Extracts (2)

stele46

Work in progress, The Grey Country (p.17)

Morgan, who was the chief librarian of a university library, left her prestigious job in a big city to return to her home town,  Morryb,  in a small place on the sea, to assist  Mael, the old librarian, in the digitization of the library catalogue . The homecoming happens without apparent harm, but in the mind of Morgan. Or at least, this is how it seems.

This impression was probably born from my imagination, but on the moving day, I had the  feeling that Morrybans followed my every move while a clumsy truck was bringing  me some furniture. I felt a bit shaky, like every time I have  to give up an apartment. The desolation of the void, the echo of my own. steps   slamming on the floor, while I check one last time if I have forgotten something before closing the door forever on a piece of my life, like one would on a tomb, all these gestures exhausted me more than any other task.

Leaving at dawn, inhabited with  the unpleasant impression that I was deserting a  body still warm, I had obstinately driven  on the winding road leading to Morryb. Only by seeing the lighthouse, which  seemed to wait for me, I felt exhilarated. Although not being used anymore as a landmark for sailors, its  mere presence had always had the ability to reassure the   Morryban population,  who felt protected  thanks to  its warm   presence on the cliff, only   symbolically perhaps, but  protected all the same, against real and imaginary storms striking  the country.

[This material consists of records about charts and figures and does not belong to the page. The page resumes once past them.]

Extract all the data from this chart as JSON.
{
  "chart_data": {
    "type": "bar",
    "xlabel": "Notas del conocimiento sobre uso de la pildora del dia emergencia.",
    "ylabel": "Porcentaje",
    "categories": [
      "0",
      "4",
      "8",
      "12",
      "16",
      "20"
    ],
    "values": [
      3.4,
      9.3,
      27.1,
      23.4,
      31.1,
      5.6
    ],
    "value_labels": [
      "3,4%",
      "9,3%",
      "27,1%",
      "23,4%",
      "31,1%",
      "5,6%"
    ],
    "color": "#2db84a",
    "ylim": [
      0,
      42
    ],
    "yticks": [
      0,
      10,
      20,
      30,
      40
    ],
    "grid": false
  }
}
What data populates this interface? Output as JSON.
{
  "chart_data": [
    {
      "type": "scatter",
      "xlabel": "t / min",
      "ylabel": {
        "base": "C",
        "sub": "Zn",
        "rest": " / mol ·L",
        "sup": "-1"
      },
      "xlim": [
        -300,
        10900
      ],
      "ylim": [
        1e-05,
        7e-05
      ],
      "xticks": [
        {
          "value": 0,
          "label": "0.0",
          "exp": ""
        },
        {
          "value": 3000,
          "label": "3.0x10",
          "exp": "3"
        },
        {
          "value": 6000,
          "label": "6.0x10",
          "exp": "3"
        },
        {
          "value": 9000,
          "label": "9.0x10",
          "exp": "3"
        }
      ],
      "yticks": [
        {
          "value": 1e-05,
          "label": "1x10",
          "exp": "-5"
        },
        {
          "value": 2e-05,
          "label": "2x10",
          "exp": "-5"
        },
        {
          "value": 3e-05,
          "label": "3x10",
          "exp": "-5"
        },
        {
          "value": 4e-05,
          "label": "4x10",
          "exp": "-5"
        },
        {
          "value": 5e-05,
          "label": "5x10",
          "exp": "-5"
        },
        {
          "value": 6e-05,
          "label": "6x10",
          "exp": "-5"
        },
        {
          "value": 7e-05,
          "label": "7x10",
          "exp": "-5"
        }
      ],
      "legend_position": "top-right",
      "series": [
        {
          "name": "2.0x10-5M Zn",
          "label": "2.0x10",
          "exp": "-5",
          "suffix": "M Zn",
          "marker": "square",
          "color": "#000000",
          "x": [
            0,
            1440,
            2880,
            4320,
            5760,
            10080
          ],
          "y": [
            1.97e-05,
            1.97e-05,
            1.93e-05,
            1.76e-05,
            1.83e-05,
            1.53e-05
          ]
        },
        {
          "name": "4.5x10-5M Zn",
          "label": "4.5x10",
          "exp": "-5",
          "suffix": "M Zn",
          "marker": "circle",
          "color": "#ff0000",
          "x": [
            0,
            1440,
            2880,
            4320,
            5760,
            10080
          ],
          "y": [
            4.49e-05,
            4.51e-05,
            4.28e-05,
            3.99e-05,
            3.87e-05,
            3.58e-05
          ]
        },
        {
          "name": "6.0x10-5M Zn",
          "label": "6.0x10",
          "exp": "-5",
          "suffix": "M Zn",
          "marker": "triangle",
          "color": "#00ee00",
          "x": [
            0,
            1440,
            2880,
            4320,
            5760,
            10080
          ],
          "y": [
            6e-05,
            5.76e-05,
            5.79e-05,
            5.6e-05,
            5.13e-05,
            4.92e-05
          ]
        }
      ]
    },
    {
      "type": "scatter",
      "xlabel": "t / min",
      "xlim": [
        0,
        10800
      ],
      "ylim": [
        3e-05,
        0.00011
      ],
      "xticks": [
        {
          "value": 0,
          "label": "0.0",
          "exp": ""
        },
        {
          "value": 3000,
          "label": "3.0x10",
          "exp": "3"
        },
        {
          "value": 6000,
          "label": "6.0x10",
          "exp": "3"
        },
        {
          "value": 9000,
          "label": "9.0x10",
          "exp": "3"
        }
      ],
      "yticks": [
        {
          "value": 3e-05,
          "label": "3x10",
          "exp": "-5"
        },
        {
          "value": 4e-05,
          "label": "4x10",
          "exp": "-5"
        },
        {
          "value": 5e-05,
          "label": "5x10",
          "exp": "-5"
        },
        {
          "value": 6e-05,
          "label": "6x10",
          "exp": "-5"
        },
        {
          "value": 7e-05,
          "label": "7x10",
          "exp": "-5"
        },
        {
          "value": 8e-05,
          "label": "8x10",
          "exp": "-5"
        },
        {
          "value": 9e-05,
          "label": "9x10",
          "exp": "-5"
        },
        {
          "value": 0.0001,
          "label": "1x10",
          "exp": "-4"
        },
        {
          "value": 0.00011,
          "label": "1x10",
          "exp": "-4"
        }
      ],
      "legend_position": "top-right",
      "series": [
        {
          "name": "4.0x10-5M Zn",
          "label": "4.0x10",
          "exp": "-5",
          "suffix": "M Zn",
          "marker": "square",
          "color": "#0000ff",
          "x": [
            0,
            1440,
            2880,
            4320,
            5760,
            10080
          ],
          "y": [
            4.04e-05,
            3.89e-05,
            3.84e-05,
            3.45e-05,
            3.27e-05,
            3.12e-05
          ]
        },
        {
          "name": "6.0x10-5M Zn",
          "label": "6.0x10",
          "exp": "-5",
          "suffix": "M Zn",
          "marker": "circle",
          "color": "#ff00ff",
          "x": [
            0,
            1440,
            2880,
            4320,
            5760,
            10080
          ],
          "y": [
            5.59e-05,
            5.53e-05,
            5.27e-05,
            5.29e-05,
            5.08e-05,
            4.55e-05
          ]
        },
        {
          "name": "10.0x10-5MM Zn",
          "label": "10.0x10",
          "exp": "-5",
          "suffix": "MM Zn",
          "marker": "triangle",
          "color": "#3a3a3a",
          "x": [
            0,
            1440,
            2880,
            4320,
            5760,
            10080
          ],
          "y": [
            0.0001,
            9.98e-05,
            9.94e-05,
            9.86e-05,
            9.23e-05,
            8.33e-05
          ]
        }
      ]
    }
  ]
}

And from the moment I saw it from the road, I felt the need to put myself  under its  protection.

As soon as I arrived, without knowing why, I put a wet white T-shirt on the clothing line,  taut between a pipe along the lighthouse and the twisted branch of the  single oak carving the  cliff for kilometers, as a sign of peace:  to dry one’s  clothes in the wind, is  like starting to live somewhere, I said to myself, while watching the white T-shirt swinging in the cool morning air. As if, suddenly, there was nothing more important to the world than  this movement and flexibility, this balancing  whiteness in the November air, which also  had the effect of instantly calming down  the urgency I felt to put my possessions away. Instead, I sat down in the black wooden rocking chair and looked at the boxes stacked on both floors of the lighthouse, while a sense of order invaded  my mind where the disorder had  dominated as  far as my memory could go with words. It seemed that with   words, disorder had arrived in my brain, and also   questions, the doubts, but  the lighthouse had finally calmed  this shaking of the spirit and I now felt at  home. Finally.

…. Maybe I had always expected this day I would live on the certainty of a cliff. When I think of it.